When we doubt that things can get better, bad things happen, and our expectations that things will get worse happen. A good example of this is how things degenerated in Liberia. Things weren’t getting better for everybody in the 1940’s, and people couldn’t expect things to better for themselves by the way the True Whig Party monopolized power. Violence was used against Tubman in 1955. Tubman legitimized the use of violence in turn. 25 years later, in 1980, Samuel Doe had cabinet ministers tied to posts on the beach and had them publicly executed. 20 years later, it was considered routine to lop off limbs and press gang children into the army. People expected things to get worse, and they did.
Optimism matters because it fuels decisions and action which manifests great things, and it compounds. When we feel as though problems can be solved, we behave in ways that cause those problems to be solved.
As we head into the new year, it’ll be important to look just a little bit beyond the immediate issues with the business cycle, and the challenges in machine intelligence, to what is coming up later.
I expect that a lot of people are going to be bitterly disappointed in Artificial General Intelligence. As is tradition because everybody is bitterly disappointed when nature doesn’t open up super easily. Deep learning offered us a useful clue about how intelligence works, it didn’t give up the whole game.

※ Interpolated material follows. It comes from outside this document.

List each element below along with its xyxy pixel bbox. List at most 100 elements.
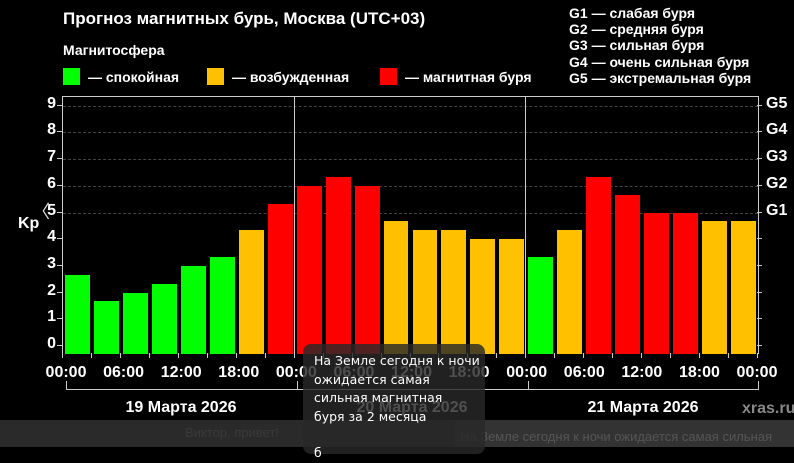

And I expect a lot more people are going to be bitterly disappointed in the dislocation.
I also expect huge productivity gains to be made thanks to the diffusion of Narrow Machine Intelligence. And I expect that policy makers and societies will figure out a better way to even out the dislocation that those productivity gains will cause.
We’ll be better off if we expect to be better off and act that way. The whole thing depends on it.